Теперь это развалины. Разрытый главный ход в нору порастает травой. Отверстие до метра в диаметре зияет могильной пустотой.
Я присел возле разрушенной норы, и долго не хотелось подниматься. Словно попал на свежие развалины знакомого жилья. Копошилось грустное чувство, шли грустные размышления.
Да, песца зверски и безрассудно уничтожают. А если прекратится песцовый промысел, то во сколько раз, в какой мере потеряет ценность и прелесть Ямальская тундра для ненца!

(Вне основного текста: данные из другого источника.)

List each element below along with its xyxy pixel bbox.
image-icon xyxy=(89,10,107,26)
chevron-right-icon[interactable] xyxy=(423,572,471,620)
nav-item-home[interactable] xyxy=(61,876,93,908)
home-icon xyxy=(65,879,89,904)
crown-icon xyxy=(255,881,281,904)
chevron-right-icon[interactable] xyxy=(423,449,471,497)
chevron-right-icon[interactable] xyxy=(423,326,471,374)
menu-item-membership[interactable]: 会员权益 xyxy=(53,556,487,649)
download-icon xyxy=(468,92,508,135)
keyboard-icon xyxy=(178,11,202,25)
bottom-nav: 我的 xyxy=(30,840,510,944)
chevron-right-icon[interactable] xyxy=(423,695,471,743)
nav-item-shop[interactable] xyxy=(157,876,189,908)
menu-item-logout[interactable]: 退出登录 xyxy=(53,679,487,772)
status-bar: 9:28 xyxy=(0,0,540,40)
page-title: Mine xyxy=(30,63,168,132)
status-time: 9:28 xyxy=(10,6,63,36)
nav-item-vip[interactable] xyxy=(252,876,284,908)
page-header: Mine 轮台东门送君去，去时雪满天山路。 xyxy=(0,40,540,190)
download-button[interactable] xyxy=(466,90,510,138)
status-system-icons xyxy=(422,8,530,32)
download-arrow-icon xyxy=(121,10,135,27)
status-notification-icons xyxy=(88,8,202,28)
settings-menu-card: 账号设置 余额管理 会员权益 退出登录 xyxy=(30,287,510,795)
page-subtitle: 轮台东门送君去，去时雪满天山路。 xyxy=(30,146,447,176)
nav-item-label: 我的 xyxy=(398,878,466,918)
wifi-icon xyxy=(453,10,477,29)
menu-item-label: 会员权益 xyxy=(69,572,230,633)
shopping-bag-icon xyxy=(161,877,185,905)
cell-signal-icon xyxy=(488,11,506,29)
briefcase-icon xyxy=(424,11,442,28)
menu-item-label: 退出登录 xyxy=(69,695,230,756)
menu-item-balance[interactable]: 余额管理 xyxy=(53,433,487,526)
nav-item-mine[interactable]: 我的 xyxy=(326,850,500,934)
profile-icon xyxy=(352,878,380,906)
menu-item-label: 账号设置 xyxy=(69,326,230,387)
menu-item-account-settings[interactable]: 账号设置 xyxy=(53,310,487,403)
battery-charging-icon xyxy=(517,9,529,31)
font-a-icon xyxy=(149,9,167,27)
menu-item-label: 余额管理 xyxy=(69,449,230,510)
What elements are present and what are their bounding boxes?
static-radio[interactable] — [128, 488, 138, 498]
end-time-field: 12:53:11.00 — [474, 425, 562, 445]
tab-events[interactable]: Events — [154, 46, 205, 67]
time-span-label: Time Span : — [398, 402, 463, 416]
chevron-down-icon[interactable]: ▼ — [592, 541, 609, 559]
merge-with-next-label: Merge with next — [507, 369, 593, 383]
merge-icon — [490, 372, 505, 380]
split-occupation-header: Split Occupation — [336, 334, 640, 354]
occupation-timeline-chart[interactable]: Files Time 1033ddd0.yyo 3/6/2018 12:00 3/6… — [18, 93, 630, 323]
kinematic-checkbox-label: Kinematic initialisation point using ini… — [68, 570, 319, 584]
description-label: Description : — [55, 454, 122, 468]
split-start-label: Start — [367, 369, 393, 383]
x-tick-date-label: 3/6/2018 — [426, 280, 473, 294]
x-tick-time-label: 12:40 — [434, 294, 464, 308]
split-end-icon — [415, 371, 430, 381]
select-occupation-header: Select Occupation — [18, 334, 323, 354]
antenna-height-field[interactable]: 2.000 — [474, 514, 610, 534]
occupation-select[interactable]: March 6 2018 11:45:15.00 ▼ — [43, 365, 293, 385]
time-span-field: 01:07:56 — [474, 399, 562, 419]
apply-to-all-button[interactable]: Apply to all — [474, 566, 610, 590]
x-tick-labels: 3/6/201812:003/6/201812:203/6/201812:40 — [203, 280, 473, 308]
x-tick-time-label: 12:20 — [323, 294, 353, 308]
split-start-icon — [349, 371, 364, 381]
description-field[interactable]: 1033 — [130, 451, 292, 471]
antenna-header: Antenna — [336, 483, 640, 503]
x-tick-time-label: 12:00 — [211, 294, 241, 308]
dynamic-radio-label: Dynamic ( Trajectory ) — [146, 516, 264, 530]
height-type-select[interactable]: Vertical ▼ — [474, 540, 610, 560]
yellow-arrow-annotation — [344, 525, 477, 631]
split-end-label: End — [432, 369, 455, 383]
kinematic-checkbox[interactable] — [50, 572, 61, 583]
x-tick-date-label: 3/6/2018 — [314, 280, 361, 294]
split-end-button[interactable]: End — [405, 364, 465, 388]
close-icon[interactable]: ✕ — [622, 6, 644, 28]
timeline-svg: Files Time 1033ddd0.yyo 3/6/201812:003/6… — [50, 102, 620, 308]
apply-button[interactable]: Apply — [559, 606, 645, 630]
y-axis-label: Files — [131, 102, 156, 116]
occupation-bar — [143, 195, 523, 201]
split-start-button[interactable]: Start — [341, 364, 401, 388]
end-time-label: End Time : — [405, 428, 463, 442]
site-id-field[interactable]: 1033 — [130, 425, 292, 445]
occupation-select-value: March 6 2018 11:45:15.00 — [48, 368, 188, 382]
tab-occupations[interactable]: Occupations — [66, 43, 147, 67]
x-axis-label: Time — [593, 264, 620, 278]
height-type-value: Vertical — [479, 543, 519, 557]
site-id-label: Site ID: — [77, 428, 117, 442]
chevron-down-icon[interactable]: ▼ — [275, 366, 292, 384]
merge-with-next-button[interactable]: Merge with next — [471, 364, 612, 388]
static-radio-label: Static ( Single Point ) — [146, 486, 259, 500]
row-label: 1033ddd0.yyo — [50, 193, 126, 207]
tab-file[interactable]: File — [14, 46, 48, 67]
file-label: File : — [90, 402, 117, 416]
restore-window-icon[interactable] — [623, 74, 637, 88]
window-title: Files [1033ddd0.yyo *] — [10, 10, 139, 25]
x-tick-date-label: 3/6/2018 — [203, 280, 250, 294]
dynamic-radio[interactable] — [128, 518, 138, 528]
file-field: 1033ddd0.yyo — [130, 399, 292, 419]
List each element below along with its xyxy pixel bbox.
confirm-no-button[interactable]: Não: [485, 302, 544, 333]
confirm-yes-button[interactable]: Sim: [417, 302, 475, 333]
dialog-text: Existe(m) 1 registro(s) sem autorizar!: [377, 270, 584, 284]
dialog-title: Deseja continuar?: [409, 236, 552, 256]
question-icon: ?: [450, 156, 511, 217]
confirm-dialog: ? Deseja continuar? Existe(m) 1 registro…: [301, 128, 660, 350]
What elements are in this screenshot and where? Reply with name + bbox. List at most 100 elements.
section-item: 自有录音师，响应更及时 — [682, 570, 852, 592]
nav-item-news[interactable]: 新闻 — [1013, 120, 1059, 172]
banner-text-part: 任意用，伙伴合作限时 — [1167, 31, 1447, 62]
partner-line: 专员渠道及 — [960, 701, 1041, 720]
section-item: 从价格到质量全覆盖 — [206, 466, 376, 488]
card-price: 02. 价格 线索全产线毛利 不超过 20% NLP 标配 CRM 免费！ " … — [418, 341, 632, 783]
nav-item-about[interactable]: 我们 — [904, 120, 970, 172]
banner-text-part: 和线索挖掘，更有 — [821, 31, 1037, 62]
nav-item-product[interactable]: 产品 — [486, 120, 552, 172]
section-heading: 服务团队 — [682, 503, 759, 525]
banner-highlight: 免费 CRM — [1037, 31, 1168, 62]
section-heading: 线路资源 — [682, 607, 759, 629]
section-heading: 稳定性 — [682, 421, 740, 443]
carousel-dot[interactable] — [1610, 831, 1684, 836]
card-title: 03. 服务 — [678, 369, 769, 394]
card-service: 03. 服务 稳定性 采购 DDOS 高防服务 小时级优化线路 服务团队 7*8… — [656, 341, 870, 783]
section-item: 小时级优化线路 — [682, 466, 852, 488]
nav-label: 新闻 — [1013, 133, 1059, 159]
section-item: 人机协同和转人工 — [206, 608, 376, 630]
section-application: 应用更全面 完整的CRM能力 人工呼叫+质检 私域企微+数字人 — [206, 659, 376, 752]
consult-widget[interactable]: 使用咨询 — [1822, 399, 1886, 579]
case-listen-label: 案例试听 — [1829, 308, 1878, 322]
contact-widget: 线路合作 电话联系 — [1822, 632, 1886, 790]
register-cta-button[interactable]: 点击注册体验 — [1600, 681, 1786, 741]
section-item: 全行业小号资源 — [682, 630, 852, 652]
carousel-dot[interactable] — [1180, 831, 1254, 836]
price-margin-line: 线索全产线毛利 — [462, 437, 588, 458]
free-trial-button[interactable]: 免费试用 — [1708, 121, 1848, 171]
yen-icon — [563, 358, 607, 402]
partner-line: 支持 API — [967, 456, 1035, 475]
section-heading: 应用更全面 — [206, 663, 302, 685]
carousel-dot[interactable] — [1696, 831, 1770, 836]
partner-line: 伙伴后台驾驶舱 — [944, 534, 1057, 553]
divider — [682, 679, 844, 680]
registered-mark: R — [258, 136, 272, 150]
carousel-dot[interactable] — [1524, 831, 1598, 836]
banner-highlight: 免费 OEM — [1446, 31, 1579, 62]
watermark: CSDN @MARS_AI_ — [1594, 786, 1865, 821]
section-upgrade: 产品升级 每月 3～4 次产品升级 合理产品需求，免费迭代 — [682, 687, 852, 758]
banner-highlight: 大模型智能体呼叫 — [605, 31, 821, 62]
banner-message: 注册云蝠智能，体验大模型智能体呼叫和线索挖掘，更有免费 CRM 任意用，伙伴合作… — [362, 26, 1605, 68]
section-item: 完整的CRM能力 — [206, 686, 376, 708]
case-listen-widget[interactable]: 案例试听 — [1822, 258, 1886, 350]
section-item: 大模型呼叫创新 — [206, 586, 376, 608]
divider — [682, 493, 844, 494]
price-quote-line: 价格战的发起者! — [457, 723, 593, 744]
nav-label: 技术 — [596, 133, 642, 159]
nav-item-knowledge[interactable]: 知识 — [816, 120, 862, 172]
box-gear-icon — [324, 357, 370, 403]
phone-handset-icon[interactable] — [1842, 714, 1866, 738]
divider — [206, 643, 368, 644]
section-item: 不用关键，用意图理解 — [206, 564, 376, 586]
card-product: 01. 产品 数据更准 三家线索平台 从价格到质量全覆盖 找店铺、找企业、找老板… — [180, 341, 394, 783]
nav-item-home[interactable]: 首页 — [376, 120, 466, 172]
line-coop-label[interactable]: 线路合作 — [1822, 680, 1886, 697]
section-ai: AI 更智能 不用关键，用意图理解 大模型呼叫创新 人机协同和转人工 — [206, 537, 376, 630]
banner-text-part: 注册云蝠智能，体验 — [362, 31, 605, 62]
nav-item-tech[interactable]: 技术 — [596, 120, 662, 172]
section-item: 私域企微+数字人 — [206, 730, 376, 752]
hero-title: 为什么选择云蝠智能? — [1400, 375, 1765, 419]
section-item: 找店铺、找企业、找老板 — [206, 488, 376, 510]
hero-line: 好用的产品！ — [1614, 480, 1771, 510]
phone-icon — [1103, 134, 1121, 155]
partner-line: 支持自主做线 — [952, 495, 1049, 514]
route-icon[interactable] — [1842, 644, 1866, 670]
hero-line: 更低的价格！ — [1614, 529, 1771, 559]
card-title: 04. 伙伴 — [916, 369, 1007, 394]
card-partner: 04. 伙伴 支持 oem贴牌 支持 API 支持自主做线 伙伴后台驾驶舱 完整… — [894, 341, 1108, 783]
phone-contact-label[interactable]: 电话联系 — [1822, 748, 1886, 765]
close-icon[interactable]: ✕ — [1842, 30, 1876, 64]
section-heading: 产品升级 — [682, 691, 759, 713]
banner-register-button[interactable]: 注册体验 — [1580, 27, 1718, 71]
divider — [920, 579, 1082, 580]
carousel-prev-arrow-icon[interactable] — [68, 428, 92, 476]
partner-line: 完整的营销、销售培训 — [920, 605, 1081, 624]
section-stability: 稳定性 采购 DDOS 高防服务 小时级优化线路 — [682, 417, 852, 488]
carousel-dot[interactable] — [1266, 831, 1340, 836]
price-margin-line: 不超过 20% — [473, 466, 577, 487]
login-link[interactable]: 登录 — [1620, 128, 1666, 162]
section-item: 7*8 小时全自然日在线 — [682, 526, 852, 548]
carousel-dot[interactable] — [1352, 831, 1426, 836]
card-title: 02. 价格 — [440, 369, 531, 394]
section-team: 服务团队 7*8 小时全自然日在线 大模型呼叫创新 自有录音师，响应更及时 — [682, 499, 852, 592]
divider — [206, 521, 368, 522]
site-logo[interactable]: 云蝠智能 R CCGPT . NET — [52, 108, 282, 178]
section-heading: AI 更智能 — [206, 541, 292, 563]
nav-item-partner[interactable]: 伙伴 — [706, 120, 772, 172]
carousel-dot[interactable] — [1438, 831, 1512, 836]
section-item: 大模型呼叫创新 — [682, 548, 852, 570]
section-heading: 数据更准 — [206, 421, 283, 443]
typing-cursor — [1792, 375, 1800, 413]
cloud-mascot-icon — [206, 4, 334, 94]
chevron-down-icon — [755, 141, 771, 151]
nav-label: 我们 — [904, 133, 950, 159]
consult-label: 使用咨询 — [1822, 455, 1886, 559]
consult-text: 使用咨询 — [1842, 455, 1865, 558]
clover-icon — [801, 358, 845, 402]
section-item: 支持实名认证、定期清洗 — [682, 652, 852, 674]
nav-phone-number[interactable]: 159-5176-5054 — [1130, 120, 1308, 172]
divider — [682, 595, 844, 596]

Они – эти беспечные и не умеющие предвидеть дети севера – даже не понимают, как потускнеет их существование, когда с Ямала исчезнет последний белый пушистый зверек!
Этот вопрос заслуживает самой широкой, самой активной пропаганды.
14 истребленных крестоватиков-щенков – это серьезная рана пушному промыслу. Но ведь их бьется на Ямале не 14, а, как говорят здешние знатоки, свыше 4000 штук в лето!
Это уже форменное истребление зверя.
И если повести агитацию, если найти способы убедить туземцев, то истребление прекратится. Они в отношении оленеводства уже освоились с правилами охранения. Поняли пользу улучшения племенных качеств стада.
Ветеринария и зоотехника уже сумела внедрить в быт ненца начала рационального разведения и охранения стад.
То же самое надо провести и по отношению к песцу.